Even the magazine itself has been designed to evoke the feeling of being locked right into a flesh-lined prison. Each cover (shot by Deion Squires, Bella Santucci, and Ayomide Tejuosho) displays the front of a body while back covers exhibit the rear. The spine of the publication has been inscribed with a James Messiah poem as a metaphor for a way the spinal cord transmits information. “Crucial thing to know is that BODIES is speculated to feel like a slow magazine. It’s a one-off survey of artists who’ve been working for the last half-decade.” Among the many contributors are Meemee White, Caleb Femi, Gabriel Moses, Ester Mejibovski, and Joseph Lokko – lots of whom have been longtime collaborators of Latest Currency.

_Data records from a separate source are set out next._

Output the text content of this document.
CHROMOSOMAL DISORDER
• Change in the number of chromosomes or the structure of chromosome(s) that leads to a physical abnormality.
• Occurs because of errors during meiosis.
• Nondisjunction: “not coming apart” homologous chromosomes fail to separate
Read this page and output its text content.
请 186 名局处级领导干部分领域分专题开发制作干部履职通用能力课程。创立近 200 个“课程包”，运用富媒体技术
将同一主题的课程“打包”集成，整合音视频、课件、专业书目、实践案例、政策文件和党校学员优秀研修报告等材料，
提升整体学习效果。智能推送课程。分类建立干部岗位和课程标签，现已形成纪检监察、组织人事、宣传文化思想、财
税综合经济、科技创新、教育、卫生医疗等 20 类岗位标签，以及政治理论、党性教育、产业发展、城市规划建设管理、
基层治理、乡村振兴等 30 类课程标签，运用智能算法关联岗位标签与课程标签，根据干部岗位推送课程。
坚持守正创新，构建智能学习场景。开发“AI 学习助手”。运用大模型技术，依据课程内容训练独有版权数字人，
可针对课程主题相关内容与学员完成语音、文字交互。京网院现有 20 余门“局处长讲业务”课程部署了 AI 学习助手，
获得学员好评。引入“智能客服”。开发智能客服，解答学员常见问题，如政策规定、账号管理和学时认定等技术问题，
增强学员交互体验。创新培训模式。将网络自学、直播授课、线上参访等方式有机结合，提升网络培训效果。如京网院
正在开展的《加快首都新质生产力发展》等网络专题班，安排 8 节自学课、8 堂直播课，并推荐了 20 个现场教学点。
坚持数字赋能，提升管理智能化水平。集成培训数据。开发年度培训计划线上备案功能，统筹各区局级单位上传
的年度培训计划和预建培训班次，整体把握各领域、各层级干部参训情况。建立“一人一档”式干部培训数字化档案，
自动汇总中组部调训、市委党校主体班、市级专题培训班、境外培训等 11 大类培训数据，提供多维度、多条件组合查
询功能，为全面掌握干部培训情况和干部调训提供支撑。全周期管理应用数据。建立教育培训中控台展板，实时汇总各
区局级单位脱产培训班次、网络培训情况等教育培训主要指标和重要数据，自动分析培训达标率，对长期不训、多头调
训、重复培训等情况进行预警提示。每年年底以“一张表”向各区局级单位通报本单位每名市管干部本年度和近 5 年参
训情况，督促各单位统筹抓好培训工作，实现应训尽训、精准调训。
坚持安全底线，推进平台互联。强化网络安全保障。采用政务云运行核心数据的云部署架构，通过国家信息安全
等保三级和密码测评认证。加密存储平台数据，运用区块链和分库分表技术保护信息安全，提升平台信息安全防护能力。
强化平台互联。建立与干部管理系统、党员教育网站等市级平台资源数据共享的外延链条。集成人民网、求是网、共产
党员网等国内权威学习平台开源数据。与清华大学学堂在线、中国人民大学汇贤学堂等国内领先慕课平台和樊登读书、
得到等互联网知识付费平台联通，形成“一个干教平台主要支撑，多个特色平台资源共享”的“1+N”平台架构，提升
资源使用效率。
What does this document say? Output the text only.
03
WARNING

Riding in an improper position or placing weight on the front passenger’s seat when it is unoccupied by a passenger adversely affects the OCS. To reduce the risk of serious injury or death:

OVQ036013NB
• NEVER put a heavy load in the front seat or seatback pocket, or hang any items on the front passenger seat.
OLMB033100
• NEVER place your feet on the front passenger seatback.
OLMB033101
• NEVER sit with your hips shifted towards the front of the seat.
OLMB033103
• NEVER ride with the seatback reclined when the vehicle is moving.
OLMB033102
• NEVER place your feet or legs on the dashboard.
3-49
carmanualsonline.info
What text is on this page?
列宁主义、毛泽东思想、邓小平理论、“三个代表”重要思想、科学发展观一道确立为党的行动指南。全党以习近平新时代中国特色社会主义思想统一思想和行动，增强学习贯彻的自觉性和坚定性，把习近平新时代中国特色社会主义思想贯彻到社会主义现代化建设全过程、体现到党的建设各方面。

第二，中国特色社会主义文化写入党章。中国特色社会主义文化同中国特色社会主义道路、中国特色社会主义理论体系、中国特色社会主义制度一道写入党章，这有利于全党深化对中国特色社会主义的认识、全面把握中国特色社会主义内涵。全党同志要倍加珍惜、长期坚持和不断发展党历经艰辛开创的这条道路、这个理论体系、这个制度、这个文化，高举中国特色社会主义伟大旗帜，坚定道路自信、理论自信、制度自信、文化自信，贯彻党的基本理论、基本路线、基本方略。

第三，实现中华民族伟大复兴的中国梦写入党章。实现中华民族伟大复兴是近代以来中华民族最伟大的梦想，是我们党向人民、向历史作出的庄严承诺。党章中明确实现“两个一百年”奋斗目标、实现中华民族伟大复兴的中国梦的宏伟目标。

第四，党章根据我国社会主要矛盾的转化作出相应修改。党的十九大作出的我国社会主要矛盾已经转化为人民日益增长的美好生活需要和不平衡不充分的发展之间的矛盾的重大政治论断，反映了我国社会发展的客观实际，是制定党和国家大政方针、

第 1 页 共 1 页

However it’s Jesse Crankson’s, Squires’, and Tejuosho’s work that is probably most totemic of the purpose and purpose of the project. “It was a beautiful full-circle moment to give you the option to offer Jesse a canopy since he was the primary photographer I ever worked with professionally as an art director,” Elliott says. “The shoot isn’t just visually strong but it surely also comments on our relationship with media and the devices we eat it through.” As for Squires and Tejuosho, Kuteyi believes “their photos mix realities, and their emotive qualities crawl under your skin.” Click through the gallery above to see what else is on offer from BODIES and head over here to buy a replica.